The French Data Protection Authority, or CNIL, fined Google LLC EUR 50 million for failing to adequately obtain user consent before gathering data for targeted advertising, as required by the EU’s GDPR. The case was brought before CNIL by privacy activist noyb, a nongovernmental organization seeking to enforce existing EU data protection legislation, and the French NGO La Quadrature du Net.
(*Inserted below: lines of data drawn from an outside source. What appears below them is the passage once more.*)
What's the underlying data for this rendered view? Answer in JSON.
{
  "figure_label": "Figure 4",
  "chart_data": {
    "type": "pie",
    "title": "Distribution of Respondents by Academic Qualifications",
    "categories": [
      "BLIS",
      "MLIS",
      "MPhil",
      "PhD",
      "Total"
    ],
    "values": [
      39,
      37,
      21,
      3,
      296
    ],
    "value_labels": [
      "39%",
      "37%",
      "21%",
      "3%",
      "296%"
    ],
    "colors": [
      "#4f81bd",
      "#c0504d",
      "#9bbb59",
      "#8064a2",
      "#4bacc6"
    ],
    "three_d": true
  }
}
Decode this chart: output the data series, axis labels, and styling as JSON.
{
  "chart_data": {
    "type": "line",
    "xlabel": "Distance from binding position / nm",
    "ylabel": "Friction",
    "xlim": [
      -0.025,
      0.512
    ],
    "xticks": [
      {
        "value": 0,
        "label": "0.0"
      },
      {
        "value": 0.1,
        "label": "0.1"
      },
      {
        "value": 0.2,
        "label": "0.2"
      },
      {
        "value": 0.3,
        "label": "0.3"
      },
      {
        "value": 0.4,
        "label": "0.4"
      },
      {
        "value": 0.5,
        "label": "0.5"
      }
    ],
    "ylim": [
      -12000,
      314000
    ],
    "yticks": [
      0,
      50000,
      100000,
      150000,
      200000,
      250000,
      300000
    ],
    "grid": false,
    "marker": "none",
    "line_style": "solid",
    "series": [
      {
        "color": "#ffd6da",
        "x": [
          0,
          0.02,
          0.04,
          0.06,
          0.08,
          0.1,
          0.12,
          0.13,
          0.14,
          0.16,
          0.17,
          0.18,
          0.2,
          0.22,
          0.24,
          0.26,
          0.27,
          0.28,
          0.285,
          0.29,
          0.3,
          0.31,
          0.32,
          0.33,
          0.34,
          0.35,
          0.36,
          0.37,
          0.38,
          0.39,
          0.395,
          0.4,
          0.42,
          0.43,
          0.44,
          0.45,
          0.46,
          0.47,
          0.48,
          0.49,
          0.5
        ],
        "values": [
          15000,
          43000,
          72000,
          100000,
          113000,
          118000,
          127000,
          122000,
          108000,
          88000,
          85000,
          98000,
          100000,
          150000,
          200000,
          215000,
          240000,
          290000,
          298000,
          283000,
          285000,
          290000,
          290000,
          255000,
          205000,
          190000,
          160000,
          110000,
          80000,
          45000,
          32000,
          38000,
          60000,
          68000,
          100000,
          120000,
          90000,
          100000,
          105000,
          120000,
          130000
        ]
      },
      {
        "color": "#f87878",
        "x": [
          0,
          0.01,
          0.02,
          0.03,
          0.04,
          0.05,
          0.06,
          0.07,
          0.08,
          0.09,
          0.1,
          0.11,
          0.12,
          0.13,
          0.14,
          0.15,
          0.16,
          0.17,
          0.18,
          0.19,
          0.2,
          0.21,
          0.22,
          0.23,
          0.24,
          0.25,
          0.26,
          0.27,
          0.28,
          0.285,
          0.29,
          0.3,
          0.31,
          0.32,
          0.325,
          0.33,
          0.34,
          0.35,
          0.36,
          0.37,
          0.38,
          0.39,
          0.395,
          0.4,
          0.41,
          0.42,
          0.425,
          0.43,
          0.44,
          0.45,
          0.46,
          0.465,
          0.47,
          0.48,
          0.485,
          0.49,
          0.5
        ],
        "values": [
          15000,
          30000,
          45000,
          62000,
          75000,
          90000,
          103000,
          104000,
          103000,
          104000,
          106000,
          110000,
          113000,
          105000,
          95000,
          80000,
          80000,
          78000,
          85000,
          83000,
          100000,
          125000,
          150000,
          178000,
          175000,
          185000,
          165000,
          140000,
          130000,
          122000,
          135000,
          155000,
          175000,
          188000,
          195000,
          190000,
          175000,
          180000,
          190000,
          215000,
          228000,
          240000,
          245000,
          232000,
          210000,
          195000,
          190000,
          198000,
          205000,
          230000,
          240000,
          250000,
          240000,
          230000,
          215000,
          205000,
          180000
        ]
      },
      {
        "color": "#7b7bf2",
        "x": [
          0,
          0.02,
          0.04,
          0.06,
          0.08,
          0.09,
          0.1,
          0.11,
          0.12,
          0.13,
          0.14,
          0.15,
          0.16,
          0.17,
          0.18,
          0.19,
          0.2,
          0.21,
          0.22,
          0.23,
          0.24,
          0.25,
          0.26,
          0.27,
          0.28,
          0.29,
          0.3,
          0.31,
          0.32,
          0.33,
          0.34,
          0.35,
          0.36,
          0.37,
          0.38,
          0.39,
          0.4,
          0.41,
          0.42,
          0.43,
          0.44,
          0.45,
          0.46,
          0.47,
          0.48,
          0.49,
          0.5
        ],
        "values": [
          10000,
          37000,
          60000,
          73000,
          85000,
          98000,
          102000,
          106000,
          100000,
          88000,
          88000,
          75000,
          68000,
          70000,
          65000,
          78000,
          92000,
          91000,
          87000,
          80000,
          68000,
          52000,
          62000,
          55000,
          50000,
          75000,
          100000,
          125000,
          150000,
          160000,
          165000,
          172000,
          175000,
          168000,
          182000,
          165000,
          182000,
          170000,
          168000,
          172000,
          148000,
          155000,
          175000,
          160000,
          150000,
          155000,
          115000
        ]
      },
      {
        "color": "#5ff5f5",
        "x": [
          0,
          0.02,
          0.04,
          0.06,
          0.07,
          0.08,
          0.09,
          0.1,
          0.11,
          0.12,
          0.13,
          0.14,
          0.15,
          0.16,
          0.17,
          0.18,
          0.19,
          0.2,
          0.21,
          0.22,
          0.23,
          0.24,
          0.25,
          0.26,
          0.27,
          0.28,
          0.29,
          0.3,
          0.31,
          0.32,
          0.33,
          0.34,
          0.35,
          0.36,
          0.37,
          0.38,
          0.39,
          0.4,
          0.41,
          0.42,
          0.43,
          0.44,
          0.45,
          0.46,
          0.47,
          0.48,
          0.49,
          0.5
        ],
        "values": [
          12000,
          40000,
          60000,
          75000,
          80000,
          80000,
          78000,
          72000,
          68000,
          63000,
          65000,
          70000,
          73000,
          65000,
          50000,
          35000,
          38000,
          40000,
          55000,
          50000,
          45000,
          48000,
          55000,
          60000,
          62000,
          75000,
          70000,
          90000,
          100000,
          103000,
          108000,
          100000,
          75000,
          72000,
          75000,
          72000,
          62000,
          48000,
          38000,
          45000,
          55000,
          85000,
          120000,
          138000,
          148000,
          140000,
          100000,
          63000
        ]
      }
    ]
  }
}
The initial complaints, filed right after the GDPR went into effect, targets Google, Instagram, WhatsApp Messenger and Facebook, Inc.
The four complaints are very similar and allege that “forced consent” and “bundled consent” methods were used to bully users into signing their rights away in order to use Google’s and Facebook’s services: “The ‘core’ element of consent is probably the fact that it must be freely given, as clarified in Article 4(11) of the GDPR and further specified in Article 7(4) of the GDPR,” write the authors of the complaint against Android, Google’s iOS software. “Thus, this complaint focuses primarily on the act of consent, which, in the present case, we do not see as ‘free.’”
The complaints touch on several topics, including:
The controllers’ duty to be able to demonstrate that data subjects have consented to their data being processed.
The imbalance of power between a giant tech company and a data subject.
The need for separating the services contract from the data processing consent form.
The detrimental effects that may occur when data subjects withhold consent.
A sign of things to come
The GDPR and the Working Party Guidelines (published prior to the GDPR) provide laws that govern and define “freely given consent.” Articles 6(1) and 7(1) of the GDPR deal with the controller’s obligation to demonstrate consent, stating that “[t]he burden of proof to demonstrate that the processing operation is lawful and that valid consent was obtained is … placed on the controller, not the Supervisory Authority or the data subject.” In its consent policy, Google bundles all of its products together and requests one-time consent from the data subject to collect, process and share personal data obtained from those products. But according to the GDPR, the company must show that consent was given for each product or be in violation.
“We are very pleased that for the first time a European data protection authority is using the possibilities of GDPR to punish clear violations of the law,” said Max Schrems, chairman of noyb. “Following the introduction of GDPR, we have found that large corporations such as Google simply ‘interpret the law differently’ and have often only superficially adapted their products. It is important that the authorities make it clear that simply claiming to be compliant is not enough. We are also pleased that our work to protect fundamental rights is bearing fruit.”
The fine is not a significant one for Google, but it is the largest fine levied so far under the GDPR and is a sign of things to come. As regulators grow more familiar with the regulation and how it operates, they will feel more comfortable reaching settlements and applying penalties.
Google was governed by CNIL, but responsibility for overseeing Google’s compliance with GDPR regulations has recently shifted to the Irish Data Protection Commission. CNIL levied the fine this time, but in any following actions, the Data Protection Commission will be the governing authority. The complaints against the other three services (Facebook, Instagram and WhatsApp) are all governed by separate data protection authorities, and rulings regarding the cases can be expected in the near term.
The larger questions remain: Now that CNIL has found Google’s “bundled consent” approach to be in violation of GDPR, what changes will Google make, and how will users be able to take advantage of a presumably more transparent and consumer-friendly method for obtaining consent?
In related news …
In another issue regarding Google and CNIL, the discussion over how to implement the “right to be forgotten,” took a new turn after Maciej Szpunar, advocate general for the court, made his recommendations. At issue is whether or not Google must erase the data of a person who invokes the right to be forgotten from every Google platform or only the one native to the user.
Szpunar said that implementing the right to be forgotten globally could entice other countries to use that technology to threaten free expression or challenge data rights in third countries. The attorney general also argued in the nonbinding opinion that if the EU orders removal of content from websites accessed outside the region, there is a danger that other jurisdictions would use their laws to block information from being accessible within the EU.
But he also recommended that Google continue to remove results from non-EU versions of the site, provided the search was conducted from within the EU country of the EU resident who made the request. Although not the global solution some were looking for, having Google remove links to EU resident data from all of its platforms, so long as the search began in the EU, is still a very wide net to cast. Opinions filed by the advocate general are generally followed by the courts, suggesting that Google will win its legal battle with CNIL.
This issue stems from a separate case, Google v. Spain, in which the European Court of Justice ruled that European citizens have a right to request commercial search firms that gather personal information for profit, such as Google, should remove links to private information when asked, provided the information is no longer relevant.
In a sign of things to come, European data protection authorities are beginning to rule on cases brought under the GDPR following its implementation in May 2018, willing to issue fines even against tech giants like Google.
The practice of “bundled consent,” in which companies bundle several products together and request one-time consent from data subjects to collect, process and share personal data, is a violation under the GDPR and will result in fines. Companies must obtain consent for each product they offer.